La filière bois au Gabon traverse une phase de croissance que les pouvoirs publics présentent comme la preuve du succès de la transformation locale. Deuxième employeur du pays après l’État, le secteur a été placé au cœur de la stratégie de diversification économique adoptée après la chute des recettes pétrolières. Pourtant, derrière les volumes record enregistrés ces dernières années, un déséquilibre structurel s’installe : l’écrasante majorité des produits transformés à Libreville et dans la zone économique spéciale de Nkok prend la direction d’un seul client, la Chine.
Une transformation locale tirée par un débouché unique
L’interdiction d’exporter des grumes décrétée en 2010 visait à forcer l’industrialisation de la filière sur le sol gabonais. Quinze ans plus tard, le bilan industriel est tangible. La zone économique spéciale de Nkok, exploitée en partenariat avec le groupe singapourien Olam, concentre des dizaines d’unités de sciage, de placage et de contreplaqué, et a fait du Gabon le premier producteur africain de placage. Les exportations de produits transformés ont connu une progression à deux chiffres, soutenant la balance commerciale hors hydrocarbures.
Cette montée en gamme apparente masque néanmoins une concentration commerciale préoccupante. Selon les données reprises par la presse économique gabonaise, près de huit cargaisons sur dix de bois transformé partent vers les ports chinois, où elles alimentent une industrie du meuble et de la construction insatiable. Les marchés européens, longtemps clients historiques de l’okoumé gabonais, ne représentent plus qu’une part résiduelle des envois, freinés par les exigences environnementales du règlement européen sur la déforestation importée.
La rente chinoise, moteur fragile de la diversification
L’exposition au cycle économique chinois transforme chaque ralentissement de Pékin en risque macroéconomique pour Libreville. Lorsque le secteur immobilier chinois s’est contracté, plusieurs scieries de Nkok ont vu leurs commandes chuter, contraignant à des ajustements d’effectifs. Le poids des opérateurs chinois dans la chaîne de valeur amplifie cette dépendance : nombre d’unités industrielles installées au Gabon appartiennent à des groupes chinois ou asiatiques, qui pilotent à la fois l’approvisionnement en grumes, la transformation et la commercialisation à destination de leur marché domestique.

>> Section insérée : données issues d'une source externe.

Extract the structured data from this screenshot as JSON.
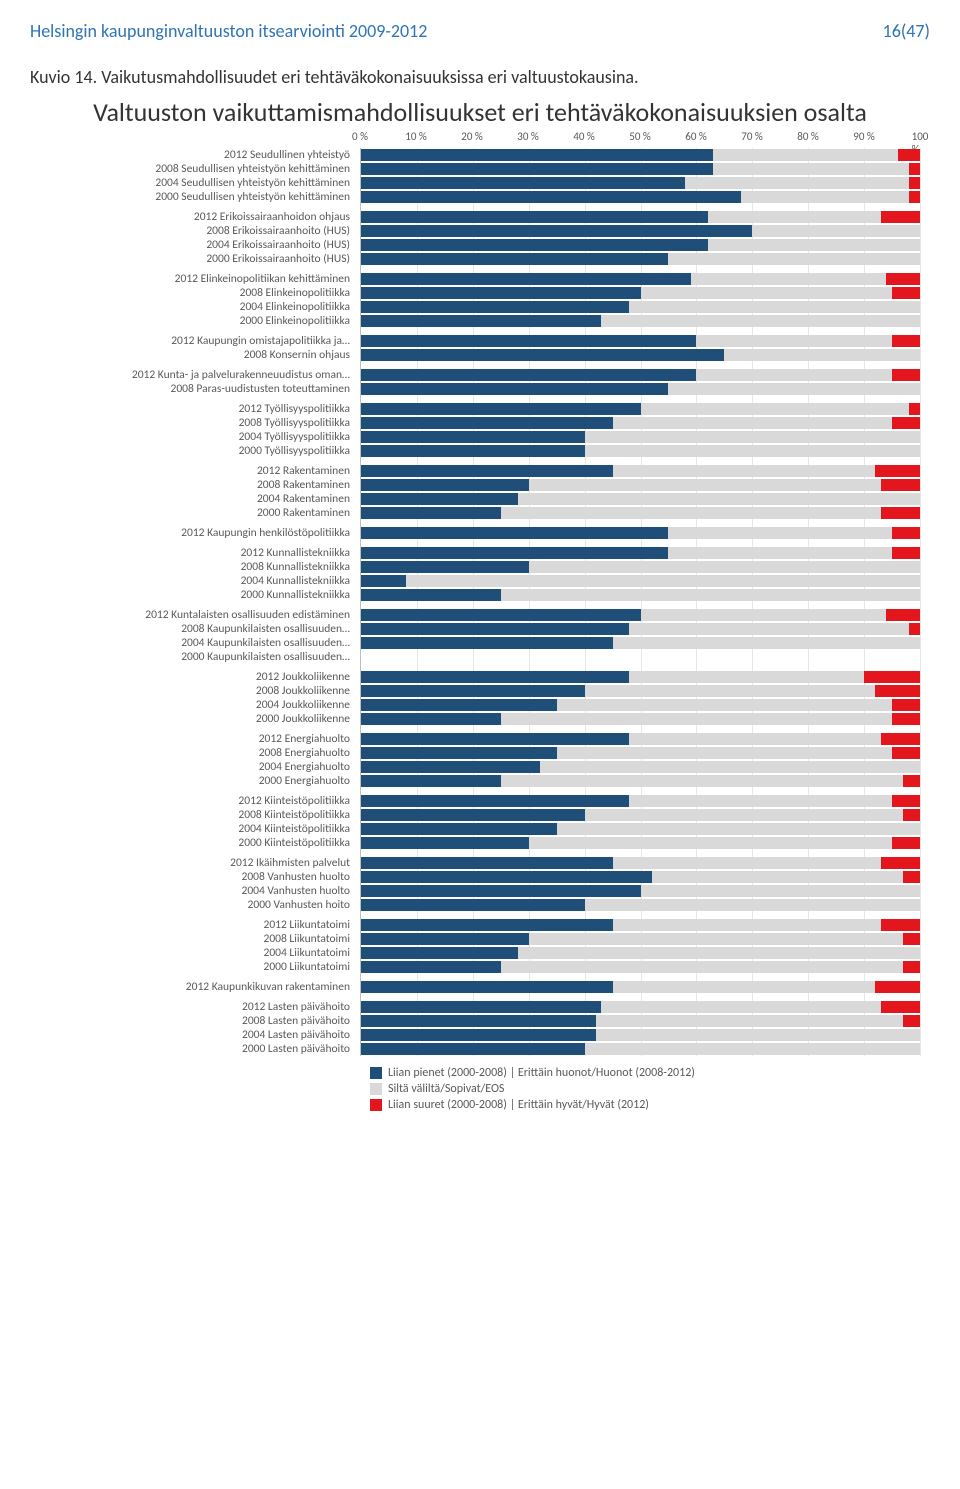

Cette intégration verticale captée par un partenaire unique pose une question de souveraineté économique. La valeur ajoutée réellement retenue sur le territoire gabonais reste limitée lorsque les marges commerciales et logistiques sont consolidées en Asie. Les recettes fiscales tirées du secteur, bien qu’en hausse, demeurent en deçà du potentiel théorique d’une filière qui exploite la deuxième forêt tropicale du continent après celle de la République démocratique du Congo.
Traçabilité et certification, le défi de la décennie
Le second front concerne la durabilité. Bruxelles a adopté le règlement sur les produits issus de la déforestation, qui impose à partir de fin 2025 une traçabilité géolocalisée pour le bois importé dans l’Union européenne. Les opérateurs gabonais qui souhaitent diversifier leurs débouchés au-delà de la Chine devront se conformer à ces exigences, alors que la certification FSC reste l’apanage d’une minorité de concessionnaires. Le retard accumulé dans le déploiement du système national de traçabilité risque d’enfermer durablement la filière dans la dépendance asiatique, faute d’accès aux marchés à plus forte valeur unitaire.

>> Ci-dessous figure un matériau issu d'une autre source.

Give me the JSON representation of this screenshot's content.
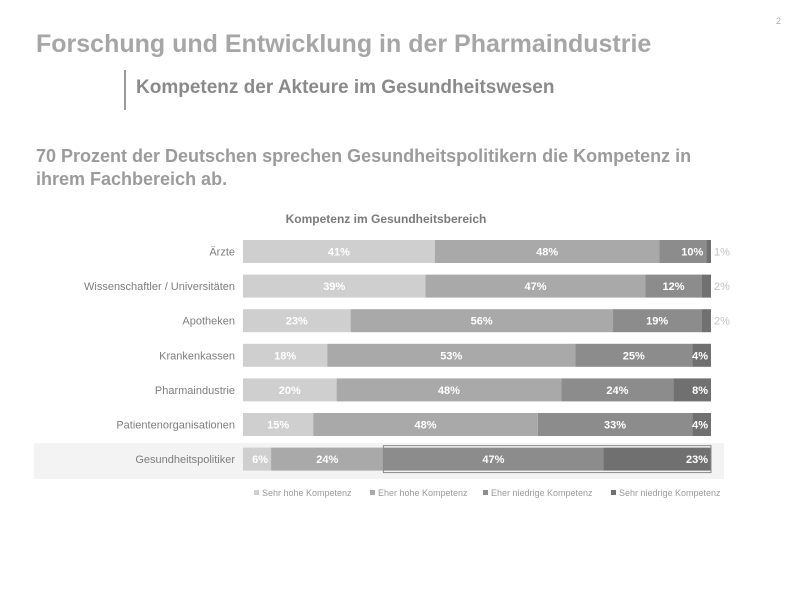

Les autorités issues de la transition militaire engagée en août 2023 ont annoncé une révision du code forestier et un audit des permis attribués sous le régime précédent. Plusieurs concessions ont été suspendues, et un objectif de 100 % de bois certifié à l’horizon 2025 a été réaffirmé, sans qu’un calendrier opérationnel ne soit publié. La capacité de l’administration à arbitrer entre les revenus immédiats tirés des flux vers la Chine et l’investissement dans une filière durable conditionnera la trajectoire des prochaines années.
Reste un paradoxe que les industriels résument volontiers : sans la demande chinoise, la transformation locale n’aurait jamais atteint son échelle actuelle ; avec elle, le Gabon peine à devenir maître de sa propre rente forestière. Selon Info 241, ce dilemme structure désormais l’ensemble du débat sur le modèle économique post-pétrolier du pays.